To write more relating to this might act as a limiting thing… and could be an infinite word set.
Thank you, Dex!
— Chris D
AD has been a regular participant for over a year, she’s had great and needed changes, and she’s been remarking on how thankful she is that she could have sessions over Skype, how much better this works than to have to be in the physical presence of someone when she needs not to feel self-conscious at all about what she needs to express:
I want to share my experience of working over Skype. I’ve been working with Dex for over a year and, for many reasons, he’s by far the best counselor I’ve ever worked with. An integral part of the success of our therapeutic relationship, though, is simply due to the fact that it does not happen in person. I didn’t realize how much I’d struggled doing therapy in person until I started working with Dex; just how self conscious I felt when I had to deal with the very real presence of a person with needs of their own. I could never really relax, I could never really cry if I had to, etc. etc. because, well, there was someone sat a few feet away looking at me! And I was always in a space that was not my own. A space designed to be therapeutic but not necessarily in line with my needs.

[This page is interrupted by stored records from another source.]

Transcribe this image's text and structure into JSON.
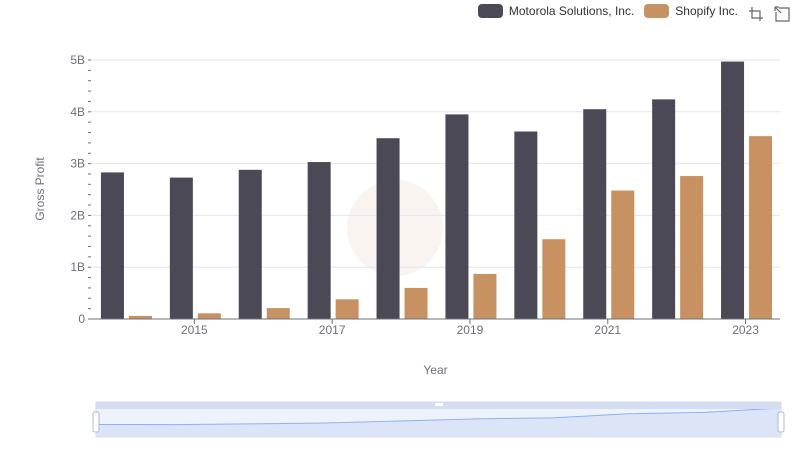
{
  "chart_data": {
    "type": "bar",
    "title": "",
    "xlabel": "Year",
    "ylabel": "Gross Profit",
    "categories": [
      "2014",
      "2015",
      "2016",
      "2017",
      "2018",
      "2019",
      "2020",
      "2021",
      "2022",
      "2023"
    ],
    "x_tick_labels": [
      "2015",
      "2017",
      "2019",
      "2021",
      "2023"
    ],
    "y_tick_labels": [
      "0",
      "1B",
      "2B",
      "3B",
      "4B",
      "5B"
    ],
    "ylim": [
      0,
      5000000000
    ],
    "grid": true,
    "legend_position": "top-right",
    "series": [
      {
        "name": "Motorola Solutions, Inc.",
        "color": "#4a4955",
        "values": [
          2830000000,
          2730000000,
          2880000000,
          3030000000,
          3490000000,
          3950000000,
          3620000000,
          4050000000,
          4240000000,
          4970000000
        ]
      },
      {
        "name": "Shopify Inc.",
        "color": "#c89162",
        "values": [
          60000000,
          110000000,
          210000000,
          380000000,
          600000000,
          870000000,
          1540000000,
          2480000000,
          2760000000,
          3530000000
        ]
      }
    ],
    "dataZoom": {
      "start": 0,
      "end": 100
    }
  },
  "toolbox": {
    "zoom_icon": "zoom-icon",
    "reset_icon": "restore-icon"
  }
}
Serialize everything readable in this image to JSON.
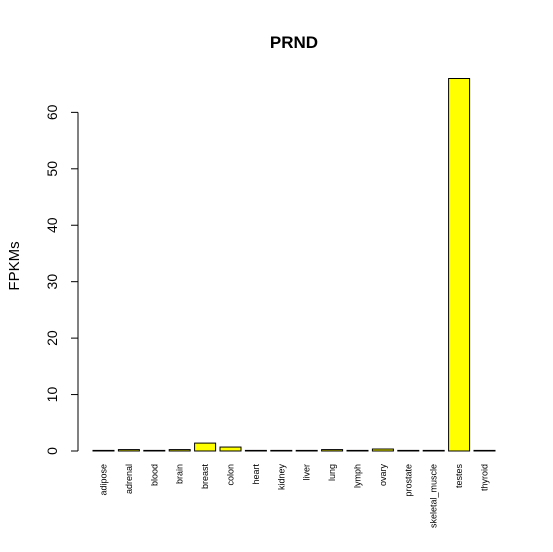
{
  "chart_data": {
    "type": "bar",
    "title": "PRND",
    "xlabel": "",
    "ylabel": "FPKMs",
    "ylim": [
      0,
      66
    ],
    "yticks": [
      0,
      10,
      20,
      30,
      40,
      50,
      60
    ],
    "bar_color": "#ffff00",
    "bar_border_color": "#000000",
    "categories": [
      "adipose",
      "adrenal",
      "blood",
      "brain",
      "breast",
      "colon",
      "heart",
      "kidney",
      "liver",
      "lung",
      "lymph",
      "ovary",
      "prostate",
      "skeletal_muscle",
      "testes",
      "thyroid"
    ],
    "values": [
      0.05,
      0.25,
      0.02,
      0.25,
      1.4,
      0.7,
      0.03,
      0.03,
      0.03,
      0.25,
      0.05,
      0.35,
      0.03,
      0.03,
      66.0,
      0.03
    ]
  }
}
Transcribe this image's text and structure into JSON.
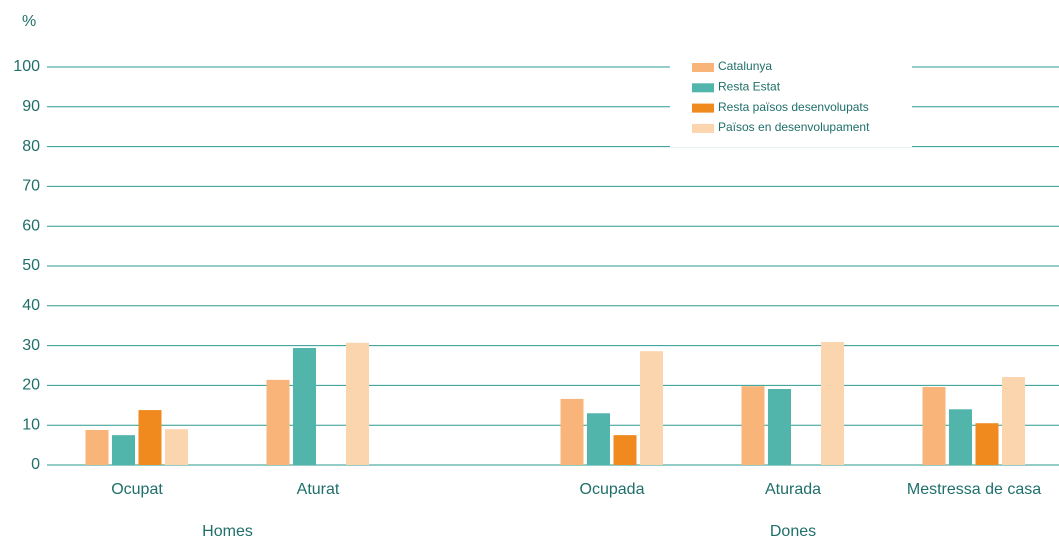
{
  "chart_data": {
    "type": "bar",
    "y_label": "%",
    "groups": [
      {
        "name": "Homes",
        "categories": [
          "Ocupat",
          "Aturat"
        ]
      },
      {
        "name": "Dones",
        "categories": [
          "Ocupada",
          "Aturada",
          "Mestressa de casa"
        ]
      }
    ],
    "series": [
      {
        "name": "Catalunya",
        "color": "#f9b47a",
        "values": [
          8.8,
          21.4,
          16.6,
          19.8,
          19.6
        ]
      },
      {
        "name": "Resta Estat",
        "color": "#52b5ac",
        "values": [
          7.5,
          29.4,
          13,
          19.1,
          14
        ]
      },
      {
        "name": "Resta països desenvolupats",
        "color": "#f0891e",
        "values": [
          13.8,
          null,
          7.5,
          null,
          10.5
        ]
      },
      {
        "name": "Països en desenvolupament",
        "color": "#fbd5ad",
        "values": [
          9,
          30.7,
          28.6,
          30.9,
          22.1
        ]
      }
    ],
    "ylim": [
      0,
      100
    ],
    "yticks": [
      0,
      10,
      20,
      30,
      40,
      50,
      60,
      70,
      80,
      90,
      100
    ],
    "grid": true,
    "legend": "top-right"
  }
}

I can express whatever I want, however I need, without having to worry about traveling after something’s shifted, without having to invest any energy into managing the reality that there’s a physical presence expressing its own energies close by. So much pressure! I always felt I had to be a good patient in some way, to show the therapist that I was transforming in front of them, that I was all ready to go by the end of the session. It was impossible for me to make progress. Working over Skype, I can choose whatever is best for me and it’s fine, it’s functional, it’s great. If I feel I can better express something if I’m not being observed, I just turn the camera away. Easy peasy! I was unsure at first working over Skype, but very quickly it became the obviously best way for me to work. And to speak to another concern I had about working over Skype: I’ve never felt worried that Dex isn’t present because he always is. Thank you, Dex!